Your understanding of devoteeism? Are disability fetishists exploiting people with disabilities?
Are there devotees? Yes. Fetishists around disability? Yes. The bigger issues is around awareness and consent. In the same way that some women love to find and partner with men who are FemDomme devotees (ie, women are the better gender and should rule the world), some disabled folks enjoy that interaction with devotees, while others are not into that at all. Decide what your feelings are on this and make that clear to current and potential partners. If you do not like this aspect, and a potential partner seems to focus on your impairments, send them on their way. If you like it, manage expectations around what you do and do not like, what language you like used, etc. There was a professional switch who was Deaf, and spoke about when she topped people, she would joke with them to „cry all you want – it’s not like I can hear you“ (they had other safe word like actions negotiated), and when she bottomed to someone, she would turn off her cochlear implants, and she felt completely free and like she was flying. In the former situation, she enjoyed playing with devotee types, because she could make being Deaf a part of their scenes and their play, and it felt powerful. That said, it isn’t for everyone, so each person will need to make their own choices.

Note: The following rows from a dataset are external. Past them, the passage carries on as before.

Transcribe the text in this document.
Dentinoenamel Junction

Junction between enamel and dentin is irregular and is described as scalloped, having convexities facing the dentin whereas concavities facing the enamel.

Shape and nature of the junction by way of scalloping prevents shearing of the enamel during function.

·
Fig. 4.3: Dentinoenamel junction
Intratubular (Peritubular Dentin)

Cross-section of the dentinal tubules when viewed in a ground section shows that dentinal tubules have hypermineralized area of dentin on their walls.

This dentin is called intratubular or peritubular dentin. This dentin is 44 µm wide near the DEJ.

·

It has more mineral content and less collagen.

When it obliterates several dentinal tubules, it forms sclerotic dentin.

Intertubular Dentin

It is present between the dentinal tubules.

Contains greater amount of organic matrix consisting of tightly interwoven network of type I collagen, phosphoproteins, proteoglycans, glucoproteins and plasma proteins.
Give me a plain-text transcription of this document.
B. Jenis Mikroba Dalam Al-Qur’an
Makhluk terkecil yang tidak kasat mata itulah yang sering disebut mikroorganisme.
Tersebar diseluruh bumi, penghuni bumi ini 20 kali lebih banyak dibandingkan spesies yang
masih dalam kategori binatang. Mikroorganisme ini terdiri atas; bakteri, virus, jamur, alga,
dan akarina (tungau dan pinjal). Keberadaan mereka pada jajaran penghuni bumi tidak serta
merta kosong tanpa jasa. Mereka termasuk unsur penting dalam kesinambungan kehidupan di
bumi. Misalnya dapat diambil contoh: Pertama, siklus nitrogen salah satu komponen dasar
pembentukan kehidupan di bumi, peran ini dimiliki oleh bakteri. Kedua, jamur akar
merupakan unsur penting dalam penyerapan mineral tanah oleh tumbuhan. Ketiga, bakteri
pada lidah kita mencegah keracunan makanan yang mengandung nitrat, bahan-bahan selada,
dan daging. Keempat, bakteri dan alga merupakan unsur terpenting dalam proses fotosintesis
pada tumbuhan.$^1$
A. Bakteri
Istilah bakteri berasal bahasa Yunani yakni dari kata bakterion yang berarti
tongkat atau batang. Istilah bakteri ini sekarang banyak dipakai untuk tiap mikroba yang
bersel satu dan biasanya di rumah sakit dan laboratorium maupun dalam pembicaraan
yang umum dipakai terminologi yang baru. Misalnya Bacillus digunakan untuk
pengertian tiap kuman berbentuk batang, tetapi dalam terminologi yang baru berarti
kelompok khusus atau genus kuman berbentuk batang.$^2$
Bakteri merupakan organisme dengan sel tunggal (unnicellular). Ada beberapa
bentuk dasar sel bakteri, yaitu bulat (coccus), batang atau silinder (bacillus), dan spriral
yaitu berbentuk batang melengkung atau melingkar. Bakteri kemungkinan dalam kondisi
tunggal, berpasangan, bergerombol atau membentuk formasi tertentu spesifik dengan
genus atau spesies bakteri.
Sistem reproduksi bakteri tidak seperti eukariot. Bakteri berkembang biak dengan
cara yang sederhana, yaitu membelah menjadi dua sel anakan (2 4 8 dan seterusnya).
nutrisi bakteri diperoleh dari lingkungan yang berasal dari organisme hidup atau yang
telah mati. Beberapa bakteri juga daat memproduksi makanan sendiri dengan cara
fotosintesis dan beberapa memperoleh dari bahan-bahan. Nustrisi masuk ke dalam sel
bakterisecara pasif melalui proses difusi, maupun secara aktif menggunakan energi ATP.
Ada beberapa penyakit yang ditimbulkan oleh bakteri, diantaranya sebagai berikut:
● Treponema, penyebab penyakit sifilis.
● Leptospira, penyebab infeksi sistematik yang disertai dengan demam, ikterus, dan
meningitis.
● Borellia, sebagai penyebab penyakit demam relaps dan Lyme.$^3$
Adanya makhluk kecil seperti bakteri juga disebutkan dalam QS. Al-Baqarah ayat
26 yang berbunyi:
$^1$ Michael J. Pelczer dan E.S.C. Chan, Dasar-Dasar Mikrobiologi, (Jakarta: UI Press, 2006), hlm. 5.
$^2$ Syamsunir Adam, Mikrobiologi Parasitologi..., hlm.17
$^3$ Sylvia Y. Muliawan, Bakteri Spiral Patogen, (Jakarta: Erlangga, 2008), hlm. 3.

What every woman with disability can do for herself to improve sexual health?
Know your body, and what you like and don’t like (including what hurts, or what triggers other things – it doesn’t want to do them, but it is good to know and be prepared). See your provider regularly for good sexual care, STI testing, PrEP if you plan to have multiple partners or not use barriers, etc. Read books, blogs, etc., or watch movies, youtube, KinkAcademy shorts, etc., to figure out what interests you. Do self checks on your breasts or have someone help you (which can be fun!). Know that there is not one way to be sexual or sexy; figure out what feels good for you, and then pursue it.